Tech industry reaffirms stance against weakening encryption

The violent events that befell Beirut, Paris, and most recently Nigeria, has once again given rise to the US government's favorite debate topic with the technology sector: encryption. On the one hand, you have the government calling for a backdoor into all encrypted devices and services. On the other corner, you have tech companies insisting on how dangerous that would be for the very people the government claims to protect. The irony of the matter is that both sides are claiming to fight on the side of security, both personal and national.

From the point of view of the government, it seems almost common sense. They need to know if someone's planning an attack or, should one already happen, have an unobstructed access to evidence and clues that will lead them to perpetrators. To them, strong encryption that companies are now implementing, most of them triggered by Snowden's whistleblowing, hampers those objectives. They will even go as far as claiming that encryptions will cost lives.

The tech companies are, of course, of a different opinion. The crux of their argument is that a backdoor, like physical backdoors, gives access to both the good guys as well as the bad. It's not something that can be kept quiet.

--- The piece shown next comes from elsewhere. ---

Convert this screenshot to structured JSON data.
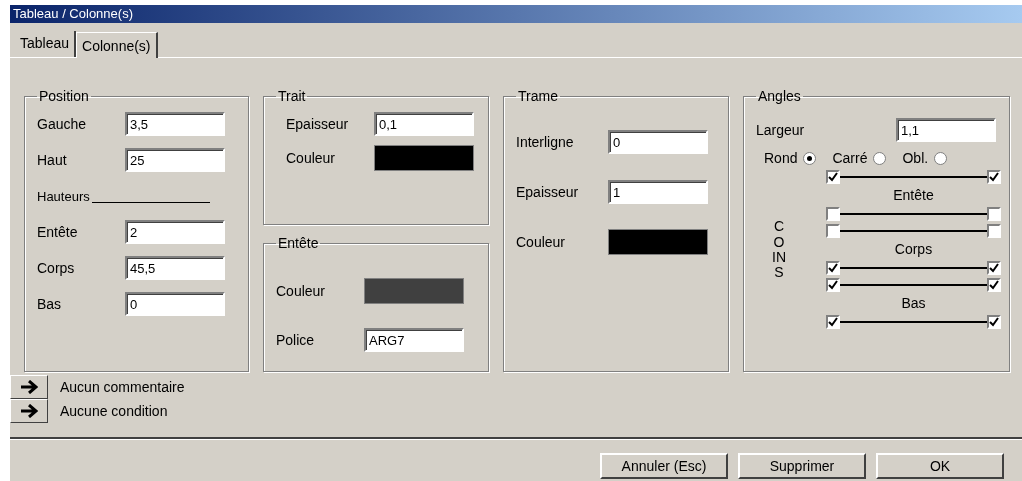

Once it is known that the government has a special key to such encrypted networks or devices, it will only be a matter of time before criminal elements crack it open as well.

This is the main argument that the Information Technology Industry Council is making in its latest statement addressed once more to the US government. The ITIC bills itself as the global voice of the technology industry, comprised of over 60 tech companies, including Google, Apple, Microsoft, Yahoo, Facebook, Twitter, and Samsung, just to name a few. Here is their statement in full:

"Encryption is a security tool we rely on everyday to stop criminals from draining our bank accounts, to shield our cars and airplanes from being taken over by malicious hacks, and to otherwise preserve our security and safety. We deeply appreciate law enforcement's and the national security community's work to protect us, but weakening encryption or creating backdoors to encrypted devices and data for use by the good guys would actually create vulnerabilities to be exploited by the bad guys, which would almost certainly cause serious physical and financial harm across our society and our economy. Weakening security with the aim of advancing security simply does not make sense."

That said, some might say that the tech companies' position might also be self-serving, Many of them, like Google, Microsoft, and Apple, have businesses that can only be possible if there is an assumption of privacy for their customers. Sadly, there doesn't seem to be any light at the end of the tunnel that will satisfy both camps.